10/10
Exceptional Whodunit
9 December 2008
This superbly written and acted soap opera brought writer/director Joseph L. Mankiewicz Best Director and Best Screenplay Oscars the year before he repeated the exact same wins with "All About Eve," to my knowledge the only time that's happened.

Jeanne Crain, Ann Sothern and Linda Darnell play three friends who go off on a children's' outing for the day. Before they leave, they receive a letter from the fourth member of their circle, the enigmatic Addie Ross, who tells them she has run off with one of their husbands. The rest of the film plays out like a murder mystery, each woman thinking back over her marriage and wondering if her husband's the guilty party.

In both this and "All About Eve," Mankiewicz proved himself to be a wonderful writer for women. He had a knack for addressing some of the negative aspects of the female personality, but in a way that felt honest rather than stereotypical. Many of the usual "types" are present in this film -- the career woman, the golddigger, the man stealer -- but the women themselves are so richly written that they're not easily pigeonholed.

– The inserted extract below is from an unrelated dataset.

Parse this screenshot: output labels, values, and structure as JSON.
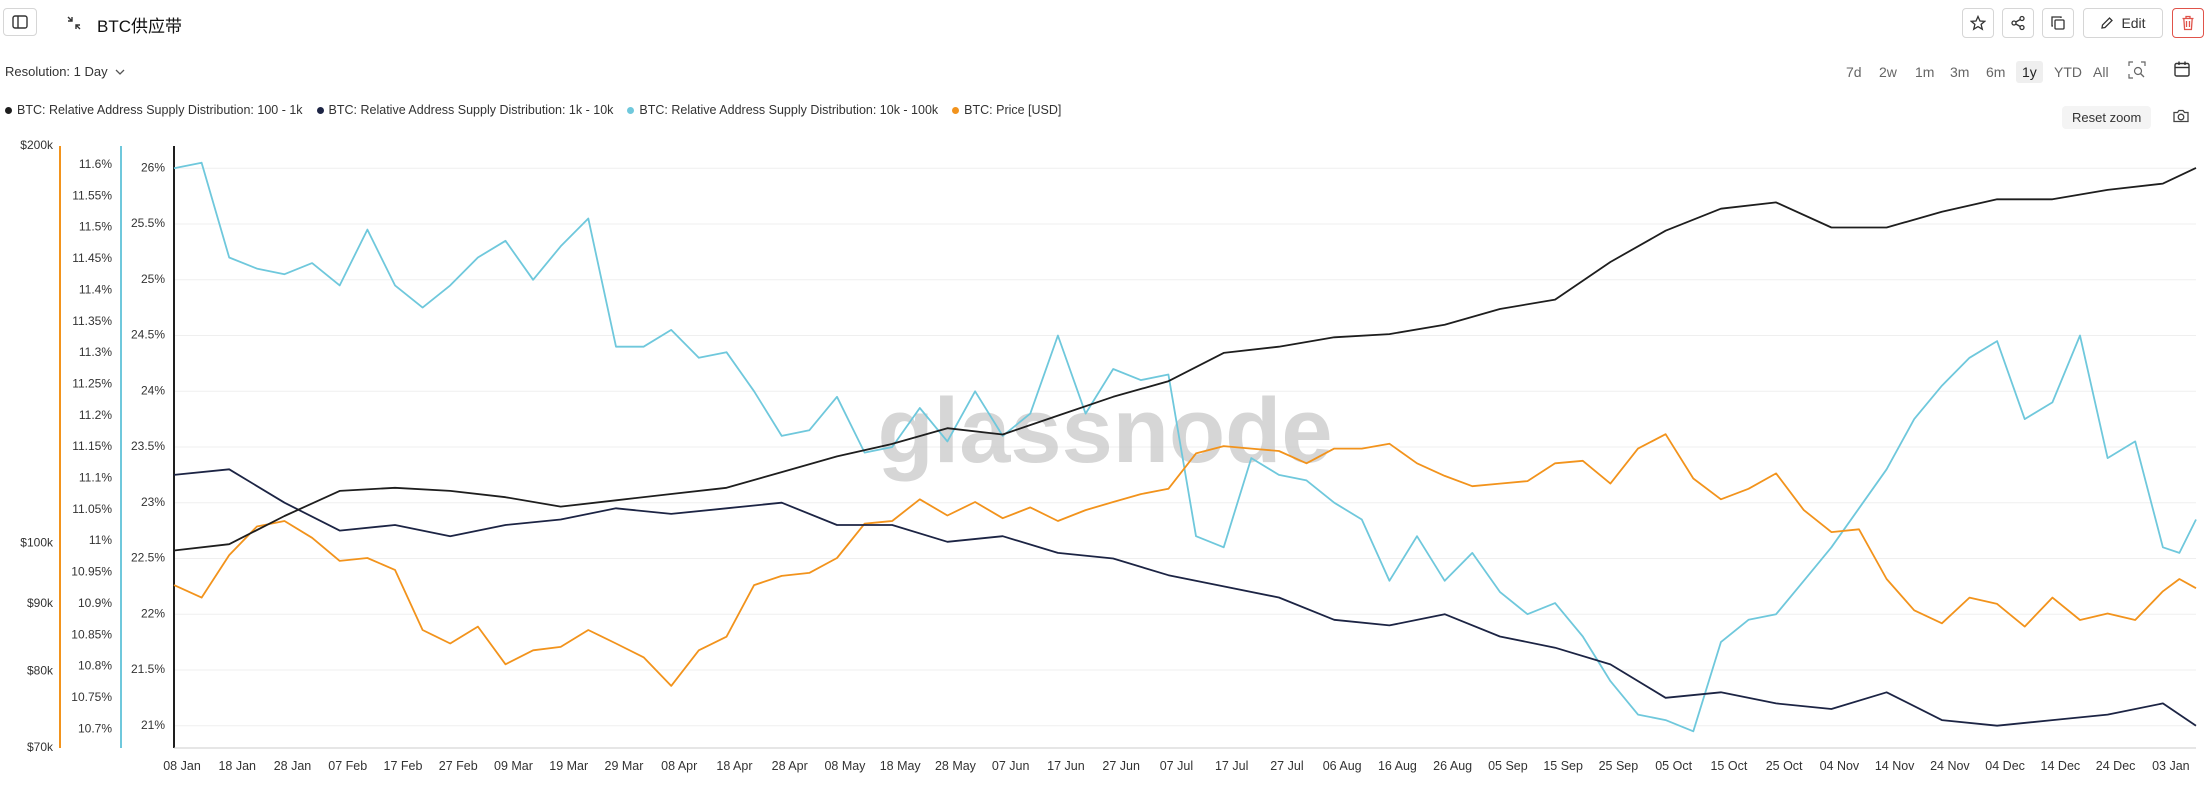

Crain plays the country bumpkin who feels inadequate among her affluent husband's set; Sothern is the working woman who begins to lose her identity to a job; Darnell is the aforementioned golddigger who treats marriage like a business deal. All three actresses give lovely performances, especially Sothern and Darnell, and the film builds a great deal of suspense as it works toward its revealing conclusion.

The supporting cast features Kirk Douglas and Paul Douglas as two of the husbands; Thelma Ritter, unsurprisingly stealing scenes as Sothern's maid; and Celeste Holm, heard but never seen as the voice of Addie Ross.